Sa fringale en minéraux a rempli les caisses de l'Australie pendant des années, mais l'ogre chinois est rassasié et les relais de croissance qui mettraient le pays à l'abri d'un décrochage se font attendre, s'alarment les économistes.

Le ralentissement de l'économie chinoise et le repli corrélé du cours des matières premières a sonné le glas de l'âge d'or minier qui avait immunisé l'Australie contre la crise financière de 2008, vivifié le marché de l'emploi et gonflé le budget de l'État.

Faute d'alternative, l'Australie, de tradition agricole et qui ne possède qu'un tissu limité d'entreprises manufacturières, ne peut compter que sur la consommation publique et privée.
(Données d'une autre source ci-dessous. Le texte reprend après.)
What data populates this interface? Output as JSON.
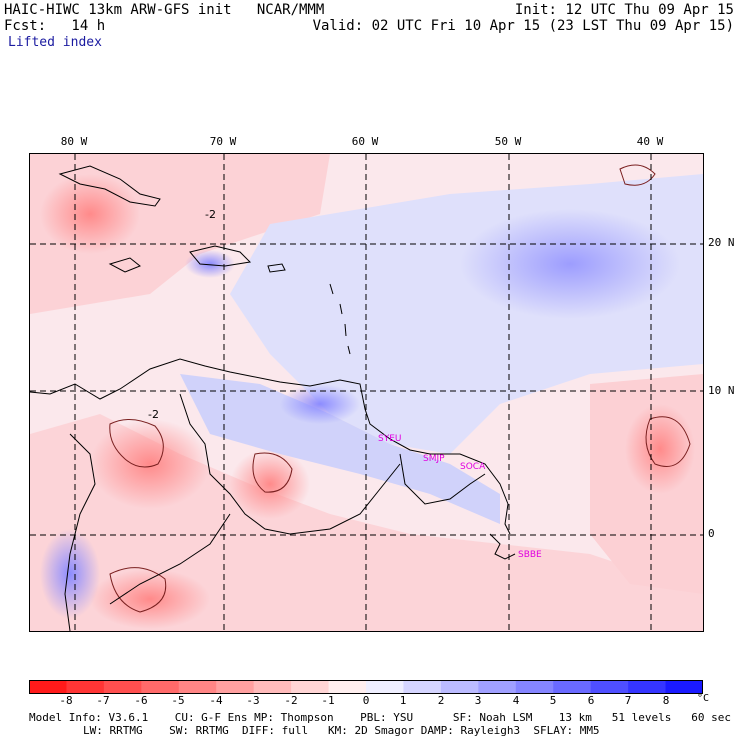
{
  "header": {
    "title_left": "HAIC-HIWC 13km ARW-GFS init   NCAR/MMM",
    "forecast": "Fcst:   14 h",
    "variable": "Lifted index",
    "init": "Init: 12 UTC Thu 09 Apr 15",
    "valid": "Valid: 02 UTC Fri 10 Apr 15 (23 LST Thu 09 Apr 15)"
  },
  "map": {
    "lon_labels": [
      "80 W",
      "70 W",
      "60 W",
      "50 W",
      "40 W"
    ],
    "lat_labels": [
      "20 N",
      "10 N",
      "0"
    ],
    "contour_labels": [
      "-2",
      "-2"
    ],
    "stations": [
      "SYEU",
      "SMJP",
      "SOCA",
      "SBBE"
    ]
  },
  "colorbar": {
    "labels": [
      "-8",
      "-7",
      "-6",
      "-5",
      "-4",
      "-3",
      "-2",
      "-1",
      "0",
      "1",
      "2",
      "3",
      "4",
      "5",
      "6",
      "7",
      "8"
    ],
    "unit": "°C",
    "colors": [
      "#ff1a1a",
      "#ff3535",
      "#ff4f4f",
      "#ff6a6a",
      "#ff8585",
      "#ffa0a0",
      "#ffbbbb",
      "#ffd5d5",
      "#ffefef",
      "#efefff",
      "#d5d5ff",
      "#bbbbff",
      "#a0a0ff",
      "#8585ff",
      "#6a6aff",
      "#4f4fff",
      "#3535ff",
      "#1a1aff"
    ]
  },
  "footer": {
    "line1": "Model Info: V3.6.1    CU: G-F Ens MP: Thompson    PBL: YSU      SF: Noah LSM    13 km   51 levels   60 sec",
    "line2": "LW: RRTMG    SW: RRTMG  DIFF: full   KM: 2D Smagor DAMP: Rayleigh3  SFLAY: MM5"
  }
}
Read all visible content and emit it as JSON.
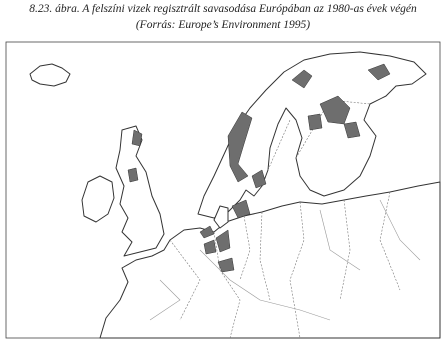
{
  "caption": {
    "line1": "8.23. ábra. A felszíni vizek regisztrált savasodása Európában az 1980-as évek végén",
    "line2": "(Forrás: Europe’s Environment 1995)"
  }
}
Or sans investissements nouveaux, la consommation patine et les investisseurs, eux, restent prudents en constatant que la demande ne décolle pas... Le total des dividendes versés aux actionnaires au titre de l'exercice décalé 2013/2014 a atteint un record de 63,3 milliards de dollars américains, autant de liquidités qui ne sont pas directement réinvesties dans l'entreprise.

L'économiste Quentin Grafton, spécialiste du marché des matières premières, prédit «une passe difficile» pour l'Australie.

«Je suis très inquiet pour 2015: la croissance des investissements (miniers) connaît un ralentissement substantiel, la valeur des actifs est au plus haut (pour des revenus moindres) et le dollar (australien) est cher», remarque-t-il.

«Il ne s'agit pas de lire l'avenir dans une boule de cristal. Il suffit de considérer les risques et les chiffres: il y a un réel danger», prévient-il.

Selon lui, la Reserve Bank of Australia, la banque centrale, «est prise entre le marteau et l'enclume», soucieuse à la fois de maîtriser l'inflation (les prix de l'immobilier flambent à Sydney) et de stimuler l'activité.

Le patron de la RBA Glenn Stevens a confirmé cette semaine la tâche ardue qui est la sienne en maintenant pour le douzième mois consécutif le principal taux directeur de l'institut d'émission au niveau historiquement bas de 2,5%.

Les entreprises ne voient pas venir la demande

Les «intentions d'investissement dans certains secteurs (non miniers) s'améliorent, mais les dépenses dans ces secteurs ne devraient enregistrer qu'une modeste croissance à court terme tandis que la dépense publique est faible», a-t-il fait valoir.

Le gouverneur a récemment lancé un appel aux entreprises à sortir de leurs coffres-forts les milliards de dollars thésaurisés depuis la crise financière et à les injecter dans l'économie locale.

«Beaucoup d'entreprises ont actuellement les moyens de jouer un rôle dans la dynamique de croissance (...). Les analystes, les actionnaires, les gestionnaires de fonds et d'autres commentateurs vont finir par vous demander non pas si vous avez un plan de réduction des coûts (...) mais si vous avez un projet de croissance», a-t-il tonné.

Les entreprises n'investissent pas «tout simplement parce qu'elles ne voient pas venir la demande», avance David Cassidy, analyste chez USB, en citant également la robustesse du dollar australien qui pénalise les entreprises à l'export.

Le dollar australien s'est enchéri de 30% face au dollar US ces dix dernières années, et de 4,2% depuis le 1er janvier.

La dépense publique est en outre comprimée par le budget d'austérité voté par le gouvernement conservateur issu des législatives de septembre 2013 aux fins de réduire le déficit.

Pour le moment, la croissance reste sur des taux tendanciels de plus de 3%. L'expansion du Produit intérieur brut (PIB) s'est établie à 3,1% au deuxième trimestre, à comparer avec 3,5% au trimestre correspondant de 2013.

Le chômage est ressorti à 6,4% en juillet, un taux jamais atteint depuis août 2002, mais les économistes s'accordent pour dire que le niveau «naturel» du chômage en Australie est très inférieur et qu'il s'agit d'un accident de conjoncture.

Au rythme actuel de croissance, certains prédisent même une pénurie de main-d'oeuvre à moyen terme. Selon le Boston Consulting Group, l'Australie pourrait ainsi perdre 2,3 millions d'actifs d'ici 2030.